There is a piece just posted today in Fast Company entitled “The mindset shift you need in order to stop your inner voice from sabotaging you”.
In the article, author Lydia Fenet reflects on how “Imposter Syndrome” can often sneak up on us in our professional lives. Specifically she makes the important point of pausing to consider whether you are listening to what colleagues are actually saying or if you are listening to what you *think* they are saying. Read the article for the example – great content to ponder on your entrepreneurial journey.
According to a recent survey by human resources software company Gusto, in 2020 and 2021, startups led by women accounted for 49 percent of all new ventures, compared to just 28 percent in 2019. Despite this growth, only 2.1 percent of venture capital funding went to women-led businesses in 2022. This is despite the fact that women-led companies, according to a Boston Consulting Group study, return 150 percent more on average for every dollar invested in them than businesses led by men.
This article in Newsweek profiles five women founders who are making strides in varied industries such as footwear, healthcare, food and beverage, tabletop games and technology. Their stories inspire while also offering useful tips on how to navigate the initial hurdles of entrepreneurship.
Women entrepreneurs in the US have the traction and opportunities available today due in part to women who began to blaze the trail dating as far back as the mid-1700s. This article from History.com shares the stories of seven of these women – many of whom launched businesses that survived for a century or longer!
Great Place to Work is a global leader in analyzing and reporting on workplace culture. They partnered with Fortune magazine to publish a study that analyzed feedback from over a half a million women to determine the most female-friendly companies (organizations with > 1,000 employees). Number one on the list was Hilton and was surprisingly followed by many companies in the financial and tech sectors. Perhaps positive change is finally underfoot! This article in CEO magazine shares the list in greater detail.
As the world emerges from the COVID pandemic, most employers – especially those that manage knowledge workers – have had to contemplate what the future of the office looks like in terms of in-person versus at-home expectations. This new hybrid model is an interesting one when it comes to the impact on women in the workforce. This article in Talent Management shares four important ways that business leaders can build hybrid workplaces that support their organizations’ diversity goals and encourage the advancement of women into leadership roles.
Tiffany James , a 27-year-old African American woman from New York City, is the founder of Modern Blk Girl, which helps educate women on how they can build wealth through investing. James was inspired to launch this venture and share her knowledge after she turned a $10,000 starting investment in the stock market into $2 million in just 2 years. Read more about her investing journey and her commitment to educating women about building wealth in this article in Black Enterprise.
Researchers from Harvard University; Boston University School of Medicine; Kaiser Permanente; UC Davis; UC San Diego; and Brown University explored the link between optimism and longevity in a 150,000 racially diverse women ages 50–79. Scientists found that women with the most optimism lived 5.4% longer (approximately 4.4 years) than the least optimistic women. Optimistic women were also more likely to achieve “exceptional longevity” which is defined as living to be 90+. One of the most interesting items to note is that these trends were consistent across all racial and ethnic groups of women.
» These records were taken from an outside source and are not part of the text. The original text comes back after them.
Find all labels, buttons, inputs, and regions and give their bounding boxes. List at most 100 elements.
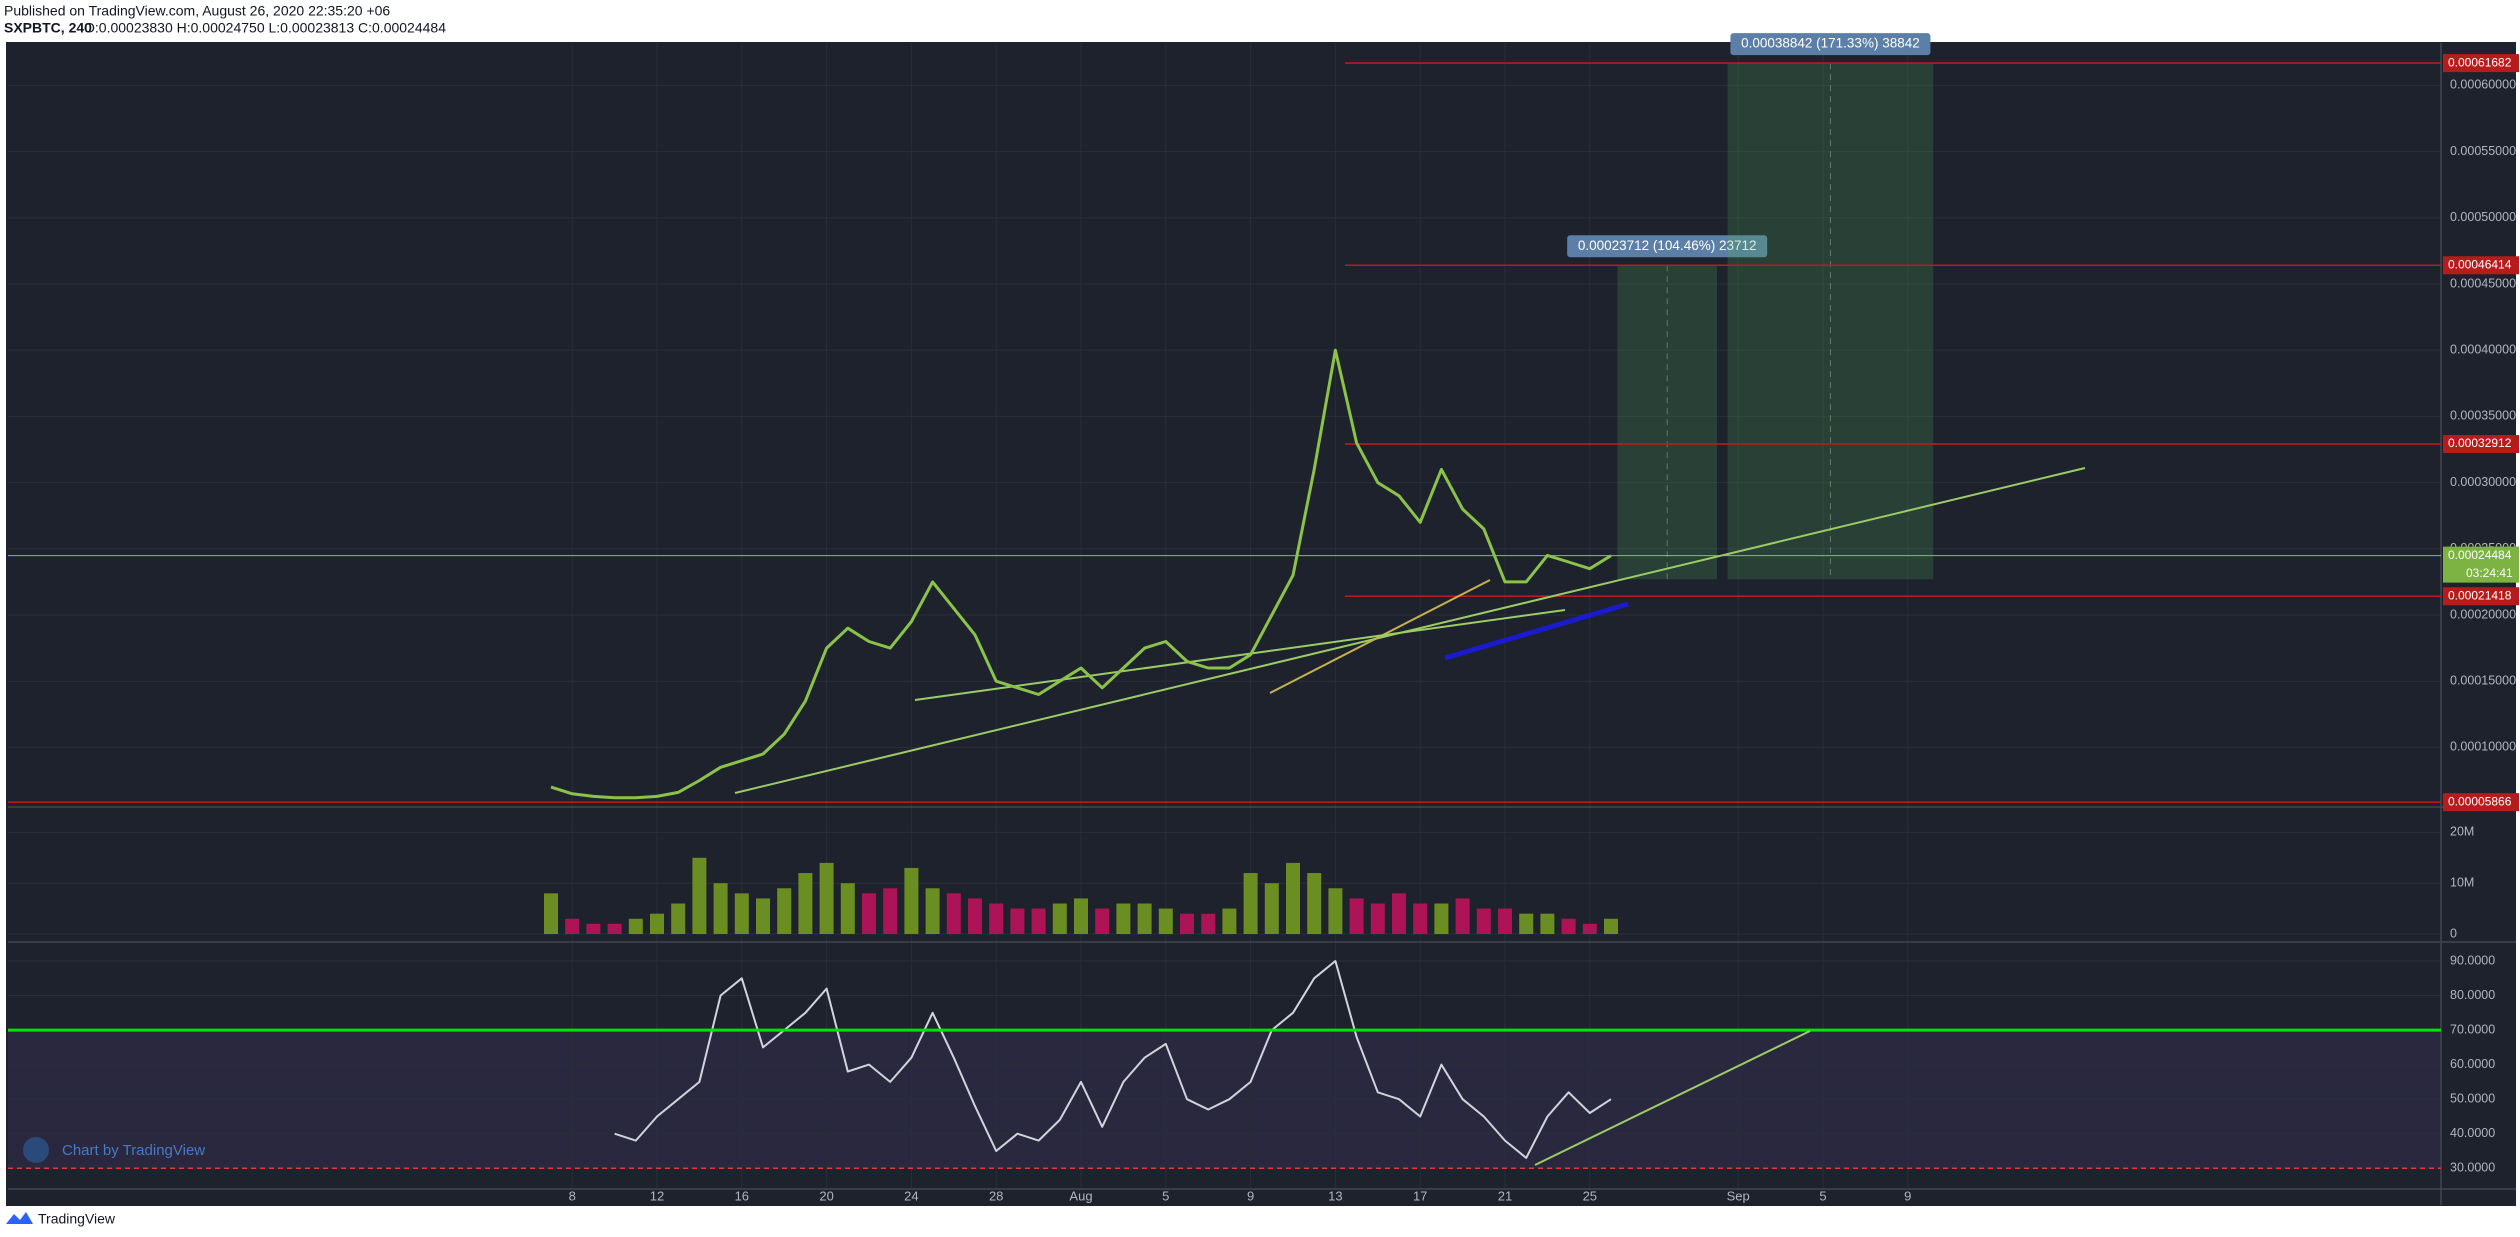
position-label: 0.00023712 (104.46%) 23712: [1578, 238, 1757, 253]
volume-bar: [1328, 888, 1343, 934]
volume-bar: [1519, 913, 1534, 934]
level-label: 0.00046414: [2448, 257, 2512, 271]
level-label-box: [2443, 54, 2519, 73]
y-tick-label: 0.00045000: [2450, 276, 2516, 290]
volume-bar: [692, 857, 707, 934]
x-tick-label: 9: [1904, 1188, 1911, 1203]
volume-bar: [904, 867, 919, 934]
y-tick-label: 20M: [2450, 825, 2474, 839]
last-price-box: [2443, 546, 2519, 583]
volume-bar: [1031, 908, 1046, 934]
volume-bar: [1158, 908, 1173, 934]
volume-bar: [756, 898, 770, 934]
x-tick-label: 17: [1413, 1188, 1427, 1203]
x-tick-label: 16: [735, 1188, 749, 1203]
price-line: [550, 348, 1612, 800]
footer-brand: TradingView: [38, 1211, 116, 1227]
volume-bar: [1582, 923, 1597, 934]
x-tick-label: 28: [989, 1188, 1003, 1203]
level-label-box: [2443, 587, 2519, 606]
volume-bar: [1074, 898, 1088, 934]
volume-bar: [1604, 918, 1618, 934]
published-line: Published on TradingView.com, August 26,…: [4, 3, 390, 19]
y-tick-label: 0.00050000: [2450, 210, 2516, 224]
volume-bar: [1116, 903, 1131, 934]
volume-bar: [1095, 908, 1110, 934]
trendline: [914, 609, 1566, 701]
symbol: SXPBTC, 240: [4, 20, 92, 36]
volume-bar: [1307, 873, 1322, 934]
chart-background: [6, 42, 2516, 1206]
volume-bar: [671, 903, 686, 934]
volume-bar: [1455, 898, 1470, 934]
y-tick-label: 0.00055000: [2450, 144, 2516, 158]
x-tick-label: 9: [1247, 1188, 1254, 1203]
watermark-logo: [23, 1137, 49, 1163]
bar-timer: 03:24:41: [2466, 566, 2513, 580]
volume-bar: [1392, 893, 1406, 934]
rsi-line: [614, 960, 1612, 1159]
volume-bar: [968, 898, 982, 934]
volume-bar: [713, 883, 728, 934]
level-label: 0.00021418: [2448, 588, 2512, 602]
x-tick-label: 5: [1162, 1188, 1169, 1203]
position-label-box: [1730, 33, 1931, 56]
volume-bar: [544, 893, 558, 934]
x-tick-label: 25: [1583, 1188, 1597, 1203]
position-box: [1727, 63, 1934, 580]
volume-bar: [1222, 908, 1237, 934]
trendline: [1444, 601, 1629, 661]
volume-bar: [819, 862, 834, 934]
volume-bar: [883, 888, 898, 934]
y-tick-label: 10M: [2450, 875, 2474, 889]
y-tick-label: 0.00010000: [2450, 740, 2516, 754]
y-tick-label: 0.00060000: [2450, 78, 2516, 92]
y-tick-label: 80.0000: [2450, 988, 2495, 1002]
volume-bar: [840, 883, 855, 934]
volume-bar: [1413, 903, 1428, 934]
y-tick-label: 0.00020000: [2450, 607, 2516, 621]
volume-bar: [1052, 903, 1067, 934]
position-box: [1617, 265, 1717, 580]
y-tick-label: 0.00030000: [2450, 475, 2516, 489]
volume-bar: [862, 893, 876, 934]
watermark: Chart by TradingView: [62, 1142, 205, 1159]
volume-bar: [1201, 913, 1216, 934]
y-tick-label: 0.00015000: [2450, 674, 2516, 688]
ohlc: O:0.00023830 H:0.00024750 L:0.00023813 C…: [84, 20, 446, 36]
level-label-box: [2443, 435, 2519, 454]
volume-bar: [1264, 883, 1279, 934]
volume-bar: [1180, 913, 1194, 934]
volume-bar: [1498, 908, 1512, 934]
x-tick-label: 8: [569, 1188, 576, 1203]
volume-bar: [1137, 903, 1152, 934]
volume-bar: [1010, 908, 1025, 934]
volume-bar: [1540, 913, 1555, 934]
x-tick-label: 12: [650, 1188, 664, 1203]
volume-bar: [1286, 862, 1300, 934]
x-tick-label: 24: [904, 1188, 918, 1203]
level-label: 0.00061682: [2448, 55, 2512, 69]
y-tick-label: 90.0000: [2450, 953, 2495, 967]
volume-bar: [1476, 908, 1491, 934]
level-label-box: [2443, 256, 2519, 275]
volume-bar: [1349, 898, 1364, 934]
level-label: 0.00005866: [2448, 794, 2512, 808]
y-tick-label: 0: [2450, 926, 2457, 940]
y-tick-label: 60.0000: [2450, 1057, 2495, 1071]
volume-bar: [777, 888, 792, 934]
x-tick-label: 13: [1328, 1188, 1342, 1203]
volume-bar: [989, 903, 1004, 934]
volume-bar: [1370, 903, 1385, 934]
footer-logo: [6, 1212, 33, 1224]
y-tick-label: 0.00035000: [2450, 409, 2516, 423]
volume-bar: [734, 893, 749, 934]
volume-bar: [607, 923, 622, 934]
x-tick-label: 20: [819, 1188, 833, 1203]
level-label-box: [2443, 793, 2519, 812]
last-price-label: 0.00024484: [2448, 548, 2512, 562]
volume-bar: [650, 913, 664, 934]
volume-bar: [586, 923, 601, 934]
x-tick-label: 5: [1819, 1188, 1826, 1203]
So if you are making a resolution for 2023, consider practices that impact your optimistic outlook! To read more about this research, see this link in the National Institute on Aging.
Srishti Mendhekar and Priyansha Mishra are the founders of On Her Way, a platform that connects women travelers to a local woman who can help them awareness about safe spaces and general information about the area. “Women have needs and issues, which can be broadly categorized into safety and hygiene, and no one is solving that. The current travel ecosystem is made by men for men. We want to change that,” says Srishti. Read more by accessing an article about how they founded their startup in YourStory.com.
The “pink tax” refers to the extra money women that are routinely charged for personal care products, services and clothing. While it may only seem like a few dollars difference here and there, when added up over a lifetime, this article in GoBankingRates states that the total can exceed $500,000! To see a breakdown of where the pink tax hits women the hardest, click the link to access the article.
Many successful individuals – especially women – struggle with negative self-talk (sometimes referred to as having an Inner Critic). In this podcast from NPR’s Lifekit, Joy Harden Bradford, Ph.D., an Atlanta-based clinical psychologist and the host and founder of Therapy for Black Girls, shares several strategies to tame those voices. From reframing how you speak to yourself to reducing the time you spend doom-scrolling on social media, her tips are a worthwhile listen!